Leading with concerns around skin consciousness and consumerism, small but mighty efforts can be made towards improving sustainability and mass consumption. Even as a make-up artist at the center of so many beauty releases and products, focusing on using less can still be an effort to a more skin sustaining environment. For the cover of the January issue of Vogue Latin America, I intentionally simplified the makeup, prepping with the 111SKIN Rose Gold Brightening Facial Treatment Mask and Costa Brazil Oleo Para a Face and for colour using a pigment as both a face oil, binder and illuminator. I intentionally applied no foundation, contour, powder, blush, mascara, eyeliner or lipstick and focused on more hybrid techniques like Nihonga as a natural way to mix pigments to create the colour instead of opting for a full make-up kit to create a similar effect.

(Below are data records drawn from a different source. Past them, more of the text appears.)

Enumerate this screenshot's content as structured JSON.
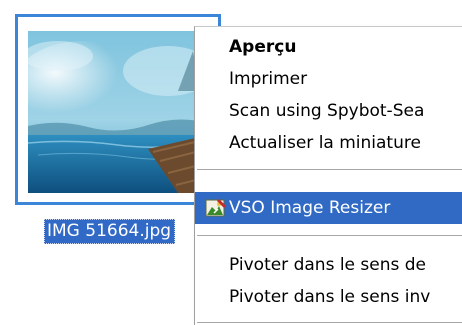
{
  "file": {
    "name": "IMG 51664.jpg"
  },
  "context_menu": {
    "items": [
      {
        "label": "Aperçu"
      },
      {
        "label": "Imprimer"
      },
      {
        "label": "Scan using Spybot-Sea"
      },
      {
        "label": "Actualiser la miniature"
      },
      {
        "label": "VSO Image Resizer",
        "icon": "vso-image-resizer-icon"
      },
      {
        "label": "Pivoter dans le sens de"
      },
      {
        "label": "Pivoter dans le sens inv"
      }
    ]
  },
  "colors": {
    "selection": "#316ac5",
    "thumbnail_border": "#3b86d8"
  }
}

Whilst we are actively trying to save the planet, there is proven research suggested that the less we consume the greater our mental and physical health. Nneka Leiba, VP of Healthy Living Science at the Environmental Working Group (EWG) speaks about the stress the body takes from the high consumption of beauty products, many of which contain harmful ingredients (formaldehyde, Mercury, phthalates and parabens) and are still surprisingly in high consumption around hair and beauty products. In particular, cosmetics, including hair products, marketed to black women are some of the biggest culprits with phthalates and parabens known to be hormonal disrupters.

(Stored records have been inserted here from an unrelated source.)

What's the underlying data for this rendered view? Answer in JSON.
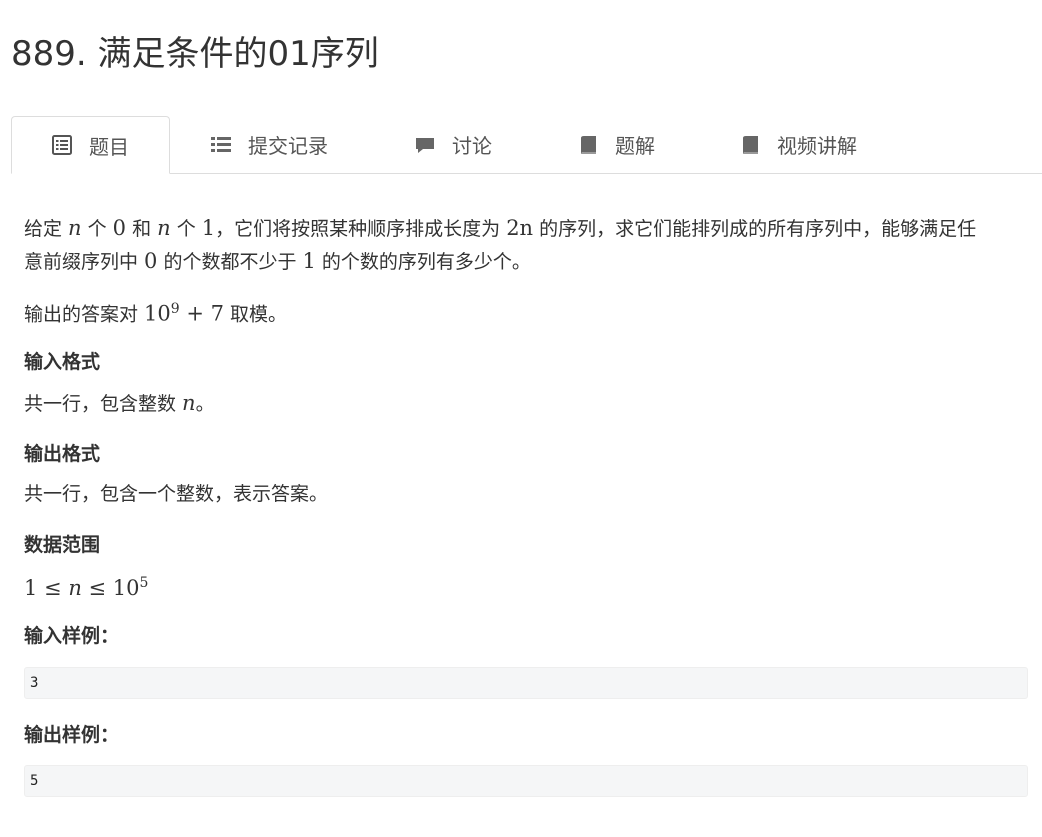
{
  "problem": {
    "title": "889. 满足条件的01序列"
  },
  "tabs": [
    {
      "label": "题目",
      "icon": "list-alt-icon"
    },
    {
      "label": "提交记录",
      "icon": "list-icon"
    },
    {
      "label": "讨论",
      "icon": "comment-icon"
    },
    {
      "label": "题解",
      "icon": "book-icon"
    },
    {
      "label": "视频讲解",
      "icon": "book-icon"
    }
  ],
  "statement": {
    "line1_a": "给定 ",
    "n": "n",
    "line1_b": " 个 ",
    "zero": "0",
    "line1_c": " 和 ",
    "line1_d": " 个 ",
    "one": "1",
    "line1_e": "，它们将按照某种顺序排成长度为 ",
    "two_n": "2n",
    "line1_f": " 的序列，求它们能排列成的所有序列中，能够满足任",
    "line2_a": "意前缀序列中 ",
    "line2_b": " 的个数都不少于 ",
    "line2_c": " 的个数的序列有多少个。",
    "mod_a": "输出的答案对 ",
    "mod_base": "10",
    "mod_exp": "9",
    "mod_plus": " + 7",
    "mod_b": " 取模。"
  },
  "input_format": {
    "heading": "输入格式",
    "text_a": "共一行，包含整数 ",
    "text_b": "。"
  },
  "output_format": {
    "heading": "输出格式",
    "text": "共一行，包含一个整数，表示答案。"
  },
  "range": {
    "heading": "数据范围",
    "expr_a": "1 ≤ ",
    "expr_b": " ≤ 10",
    "expr_exp": "5"
  },
  "sample_input": {
    "heading": "输入样例：",
    "value": "3"
  },
  "sample_output": {
    "heading": "输出样例：",
    "value": "5"
  }
}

Could luxury mean simplifying our beauty processes and streamlining product consumption? As women come to understand their skin and its needs better, they can be more focused on choosing products to fulfil those needs specifically and the results will be more successful. 111SKIN believes in just tailoring products that you need into your routine and what your skin will benefit from ,with targeted ranges that span across Intensity for mature skin, Clarity for blemish prone skin and Regenerative for energizing tired and lacklustre skin, the approach is simple and the results, successful, in delivering a customized and yet sustainable approach to skincare.

As my pledge this year, I will be experimenting with different foundations and tinted moisturizers that are free of preservatives and silicones (Westman Atelier and Beauty Counters are said to be excellent). I’ll look for ways to mix natural pigments with binders (Costa Brazil Oleo para a Face). I’ll use a mascara without preservatives and toxic color (like coal tar dyes aka Aminophenol, Diaminobenzene or Phenylenediamine). I’ve already switched hair care products (using Act+ Acre and Maria Nila). I intend to continue to incorporate clean beauty products into my kit and work with brands to support a reduction in wasteful packaging. Check out La Bouche Rouge for their take on luxury lipsticks. I love my 111SKIN Master Masking Edit that stores a collection of my favourite sheet masks whilst reducing packaging consumption, an even better bonus is that the Bio-Cellulose Facial Treatment Mask is bio-degradable!

In Allure’s final issue of the decade, they declared it the year of “Skin Care is Cool Again” and I couldn’t agree more.